Jiri Kosina wrote:
> On Fri, 18 May 2007, Lee Revell wrote:
>
>>> Despite it's a Microsoft product, it's actually very nice and useful. A
>>> little pad with a few buttons and connectors for a headset. It's an USB
>>> device, but it doesn't represent itself as an input/HID device:
>>> HID device not claimed by input or hiddev
>> Is the audio part of the device USB audio class compliant?
>
> Seems like the device is a bit strange - it in fact, as far as my
> understanding goes (see the previous posts in this thread), doesn't have
> any noticeable USB audio capabilities at all - it is just a HID device
> with a few buttons (plus additional audio connector, which only "forwards"
> the sound to a real audio device).
Exactly, it isn't a 'sound' device at all. It has a USB plug and plain
old headset/microphone cables which have to be put into the soundcard.
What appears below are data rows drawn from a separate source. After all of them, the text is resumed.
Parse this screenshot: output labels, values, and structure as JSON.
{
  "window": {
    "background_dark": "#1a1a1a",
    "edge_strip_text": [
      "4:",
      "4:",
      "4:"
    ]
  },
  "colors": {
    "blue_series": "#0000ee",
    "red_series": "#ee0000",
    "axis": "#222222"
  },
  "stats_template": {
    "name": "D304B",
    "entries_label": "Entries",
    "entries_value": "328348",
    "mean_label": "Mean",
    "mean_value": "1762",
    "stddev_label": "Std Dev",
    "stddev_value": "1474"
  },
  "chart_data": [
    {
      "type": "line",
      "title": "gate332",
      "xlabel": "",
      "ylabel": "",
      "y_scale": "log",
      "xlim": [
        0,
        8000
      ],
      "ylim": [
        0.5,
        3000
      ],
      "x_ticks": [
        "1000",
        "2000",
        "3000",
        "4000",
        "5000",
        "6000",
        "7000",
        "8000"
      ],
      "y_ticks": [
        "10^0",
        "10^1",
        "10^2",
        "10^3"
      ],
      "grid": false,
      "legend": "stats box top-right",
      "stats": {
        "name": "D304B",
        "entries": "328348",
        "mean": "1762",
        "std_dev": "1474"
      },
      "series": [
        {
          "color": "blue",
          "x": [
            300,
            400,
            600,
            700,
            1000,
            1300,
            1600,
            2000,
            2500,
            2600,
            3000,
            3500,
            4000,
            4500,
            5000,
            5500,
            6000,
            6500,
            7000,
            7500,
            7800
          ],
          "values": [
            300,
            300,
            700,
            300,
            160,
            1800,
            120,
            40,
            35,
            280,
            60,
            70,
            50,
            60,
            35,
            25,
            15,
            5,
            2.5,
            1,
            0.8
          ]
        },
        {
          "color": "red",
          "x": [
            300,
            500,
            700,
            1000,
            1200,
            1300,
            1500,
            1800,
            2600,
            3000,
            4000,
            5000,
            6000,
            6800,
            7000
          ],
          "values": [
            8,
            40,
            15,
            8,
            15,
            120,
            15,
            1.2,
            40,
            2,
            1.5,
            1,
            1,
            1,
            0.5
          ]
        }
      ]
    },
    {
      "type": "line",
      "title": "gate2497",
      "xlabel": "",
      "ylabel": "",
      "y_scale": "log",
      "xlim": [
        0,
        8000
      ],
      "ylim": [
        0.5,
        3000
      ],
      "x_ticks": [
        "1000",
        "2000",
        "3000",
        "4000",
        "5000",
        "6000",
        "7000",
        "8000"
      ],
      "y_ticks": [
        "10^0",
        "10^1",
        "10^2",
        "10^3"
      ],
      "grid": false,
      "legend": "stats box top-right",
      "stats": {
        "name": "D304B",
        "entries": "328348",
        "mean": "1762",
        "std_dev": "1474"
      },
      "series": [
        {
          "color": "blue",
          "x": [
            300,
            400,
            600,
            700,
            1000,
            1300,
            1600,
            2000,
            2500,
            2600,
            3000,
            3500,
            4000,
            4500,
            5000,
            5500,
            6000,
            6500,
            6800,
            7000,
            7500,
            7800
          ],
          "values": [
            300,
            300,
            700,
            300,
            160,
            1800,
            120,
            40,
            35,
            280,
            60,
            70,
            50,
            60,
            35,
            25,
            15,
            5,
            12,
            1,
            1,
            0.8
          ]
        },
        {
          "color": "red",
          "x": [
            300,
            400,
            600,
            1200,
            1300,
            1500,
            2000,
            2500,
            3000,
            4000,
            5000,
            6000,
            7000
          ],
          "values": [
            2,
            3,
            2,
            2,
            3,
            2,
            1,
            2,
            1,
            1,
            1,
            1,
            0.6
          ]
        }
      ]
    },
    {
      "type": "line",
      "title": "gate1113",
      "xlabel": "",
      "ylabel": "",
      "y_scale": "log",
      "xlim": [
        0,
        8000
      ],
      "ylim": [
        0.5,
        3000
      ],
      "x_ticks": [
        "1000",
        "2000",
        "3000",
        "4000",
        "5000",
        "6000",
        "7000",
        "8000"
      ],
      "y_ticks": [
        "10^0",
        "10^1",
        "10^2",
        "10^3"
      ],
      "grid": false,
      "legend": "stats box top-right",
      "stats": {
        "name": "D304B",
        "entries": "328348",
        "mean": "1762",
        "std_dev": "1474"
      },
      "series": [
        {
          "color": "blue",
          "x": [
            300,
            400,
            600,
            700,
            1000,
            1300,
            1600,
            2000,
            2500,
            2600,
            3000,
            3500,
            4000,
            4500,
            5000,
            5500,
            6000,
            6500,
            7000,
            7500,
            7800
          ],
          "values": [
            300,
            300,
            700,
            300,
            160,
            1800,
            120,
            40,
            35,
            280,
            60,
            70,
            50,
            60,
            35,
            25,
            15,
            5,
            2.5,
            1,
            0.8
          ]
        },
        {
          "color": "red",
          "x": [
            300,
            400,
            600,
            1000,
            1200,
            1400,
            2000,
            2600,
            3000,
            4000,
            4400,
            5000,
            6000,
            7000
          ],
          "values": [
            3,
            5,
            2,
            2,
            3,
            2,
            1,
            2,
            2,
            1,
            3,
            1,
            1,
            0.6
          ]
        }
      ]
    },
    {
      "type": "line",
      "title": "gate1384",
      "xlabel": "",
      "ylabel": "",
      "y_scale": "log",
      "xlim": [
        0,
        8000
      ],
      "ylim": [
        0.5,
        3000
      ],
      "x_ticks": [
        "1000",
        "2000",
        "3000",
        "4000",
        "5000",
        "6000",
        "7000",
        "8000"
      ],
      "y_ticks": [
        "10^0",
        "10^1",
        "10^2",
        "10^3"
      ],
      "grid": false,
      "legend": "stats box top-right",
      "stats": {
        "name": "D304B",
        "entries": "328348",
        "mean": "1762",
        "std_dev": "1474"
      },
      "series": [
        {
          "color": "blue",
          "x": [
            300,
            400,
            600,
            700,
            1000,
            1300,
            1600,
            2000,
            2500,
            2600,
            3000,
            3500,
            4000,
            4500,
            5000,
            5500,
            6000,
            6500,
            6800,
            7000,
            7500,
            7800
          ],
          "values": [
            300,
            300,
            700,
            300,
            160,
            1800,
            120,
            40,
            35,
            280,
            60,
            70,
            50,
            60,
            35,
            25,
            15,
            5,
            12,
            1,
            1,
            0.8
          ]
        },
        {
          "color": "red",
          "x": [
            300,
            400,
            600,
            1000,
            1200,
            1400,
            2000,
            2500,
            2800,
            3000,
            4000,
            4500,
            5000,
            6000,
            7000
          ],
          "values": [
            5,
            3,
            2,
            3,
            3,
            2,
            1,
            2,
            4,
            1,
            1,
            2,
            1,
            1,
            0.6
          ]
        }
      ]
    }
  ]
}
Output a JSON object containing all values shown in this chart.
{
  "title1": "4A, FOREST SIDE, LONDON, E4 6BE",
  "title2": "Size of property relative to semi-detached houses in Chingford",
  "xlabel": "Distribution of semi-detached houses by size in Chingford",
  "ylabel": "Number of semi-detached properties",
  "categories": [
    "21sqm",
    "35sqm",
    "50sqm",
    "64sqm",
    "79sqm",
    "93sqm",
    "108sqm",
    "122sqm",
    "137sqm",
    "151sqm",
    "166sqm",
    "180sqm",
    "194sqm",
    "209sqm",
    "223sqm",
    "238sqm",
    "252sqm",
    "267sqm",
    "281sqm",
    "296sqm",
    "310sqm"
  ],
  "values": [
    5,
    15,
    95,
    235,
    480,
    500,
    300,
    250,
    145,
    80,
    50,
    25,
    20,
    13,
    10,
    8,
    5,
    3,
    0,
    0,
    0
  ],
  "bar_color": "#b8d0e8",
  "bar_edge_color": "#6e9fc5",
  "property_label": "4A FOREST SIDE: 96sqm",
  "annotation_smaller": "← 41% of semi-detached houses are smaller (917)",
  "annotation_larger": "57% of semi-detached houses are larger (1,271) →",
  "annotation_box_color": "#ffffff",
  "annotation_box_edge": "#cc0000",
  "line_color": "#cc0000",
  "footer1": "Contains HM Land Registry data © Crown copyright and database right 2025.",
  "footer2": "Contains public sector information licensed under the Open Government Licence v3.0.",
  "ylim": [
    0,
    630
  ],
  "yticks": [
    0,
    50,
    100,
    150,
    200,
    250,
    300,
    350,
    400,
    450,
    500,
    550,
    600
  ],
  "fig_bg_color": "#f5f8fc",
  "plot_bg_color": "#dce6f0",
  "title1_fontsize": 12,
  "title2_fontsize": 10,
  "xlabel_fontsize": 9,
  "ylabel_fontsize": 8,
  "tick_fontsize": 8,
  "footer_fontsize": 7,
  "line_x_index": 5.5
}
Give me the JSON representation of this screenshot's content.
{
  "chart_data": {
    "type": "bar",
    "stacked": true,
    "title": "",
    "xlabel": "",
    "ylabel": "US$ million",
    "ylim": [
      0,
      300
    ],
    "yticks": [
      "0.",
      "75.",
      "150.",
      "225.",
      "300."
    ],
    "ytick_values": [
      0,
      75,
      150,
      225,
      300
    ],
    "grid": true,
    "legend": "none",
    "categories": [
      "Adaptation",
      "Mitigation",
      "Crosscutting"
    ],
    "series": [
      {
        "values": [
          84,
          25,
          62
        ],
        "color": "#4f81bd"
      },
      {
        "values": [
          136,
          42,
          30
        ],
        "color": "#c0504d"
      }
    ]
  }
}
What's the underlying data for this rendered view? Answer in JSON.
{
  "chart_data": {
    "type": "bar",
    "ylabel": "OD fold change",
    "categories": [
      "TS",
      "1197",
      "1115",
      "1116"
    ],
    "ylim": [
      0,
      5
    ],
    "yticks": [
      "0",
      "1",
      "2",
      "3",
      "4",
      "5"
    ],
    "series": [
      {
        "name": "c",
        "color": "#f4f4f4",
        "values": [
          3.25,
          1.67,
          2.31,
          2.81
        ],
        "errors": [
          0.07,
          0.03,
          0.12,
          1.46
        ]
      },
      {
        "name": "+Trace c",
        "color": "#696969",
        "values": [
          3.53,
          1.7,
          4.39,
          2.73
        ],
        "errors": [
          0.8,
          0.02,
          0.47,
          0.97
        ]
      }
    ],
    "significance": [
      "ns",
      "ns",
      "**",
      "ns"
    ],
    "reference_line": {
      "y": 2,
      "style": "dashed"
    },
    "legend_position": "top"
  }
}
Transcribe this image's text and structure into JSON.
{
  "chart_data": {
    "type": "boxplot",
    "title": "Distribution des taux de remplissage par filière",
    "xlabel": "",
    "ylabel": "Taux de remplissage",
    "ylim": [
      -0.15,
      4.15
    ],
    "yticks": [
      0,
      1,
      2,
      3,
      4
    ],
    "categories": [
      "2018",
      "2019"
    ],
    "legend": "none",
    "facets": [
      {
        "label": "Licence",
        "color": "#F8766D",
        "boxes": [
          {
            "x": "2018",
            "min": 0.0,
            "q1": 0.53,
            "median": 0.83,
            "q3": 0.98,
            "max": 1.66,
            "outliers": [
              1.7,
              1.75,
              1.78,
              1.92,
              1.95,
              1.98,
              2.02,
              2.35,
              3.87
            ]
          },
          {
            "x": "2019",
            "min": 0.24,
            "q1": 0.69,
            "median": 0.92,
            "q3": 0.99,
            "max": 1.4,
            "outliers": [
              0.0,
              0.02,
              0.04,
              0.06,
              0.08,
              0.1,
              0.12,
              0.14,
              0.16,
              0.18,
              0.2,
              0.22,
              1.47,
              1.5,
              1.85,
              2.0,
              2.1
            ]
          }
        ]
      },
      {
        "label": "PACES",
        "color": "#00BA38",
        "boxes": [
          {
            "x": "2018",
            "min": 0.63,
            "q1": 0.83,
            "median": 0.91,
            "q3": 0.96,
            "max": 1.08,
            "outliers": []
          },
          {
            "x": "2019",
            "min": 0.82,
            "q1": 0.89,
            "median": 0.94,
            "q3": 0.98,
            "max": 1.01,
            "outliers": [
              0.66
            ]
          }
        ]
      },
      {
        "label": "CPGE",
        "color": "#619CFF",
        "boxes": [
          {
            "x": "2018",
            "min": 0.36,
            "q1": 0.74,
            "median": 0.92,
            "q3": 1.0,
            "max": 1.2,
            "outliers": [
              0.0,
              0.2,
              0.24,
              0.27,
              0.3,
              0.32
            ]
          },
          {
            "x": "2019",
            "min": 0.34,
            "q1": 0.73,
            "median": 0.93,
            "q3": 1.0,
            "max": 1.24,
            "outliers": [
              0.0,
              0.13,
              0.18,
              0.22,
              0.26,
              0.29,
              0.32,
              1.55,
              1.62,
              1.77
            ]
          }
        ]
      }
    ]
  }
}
The pad itself has connectors for the headset/microphone, but those are
simply forwarded to the soundcard (there's the 'mute' button which can
be used to mute the microphone, and a volume wheel, but that's all it
can do with the sound).
>
> So it's just a trivial HID device with probably a bit strange report
> descriptor, it seems to me. It even has only one interface (the HID one).
>
Someone at Microsoft probably thought, Hey, there's this
Telephony/Headset category, why not use that?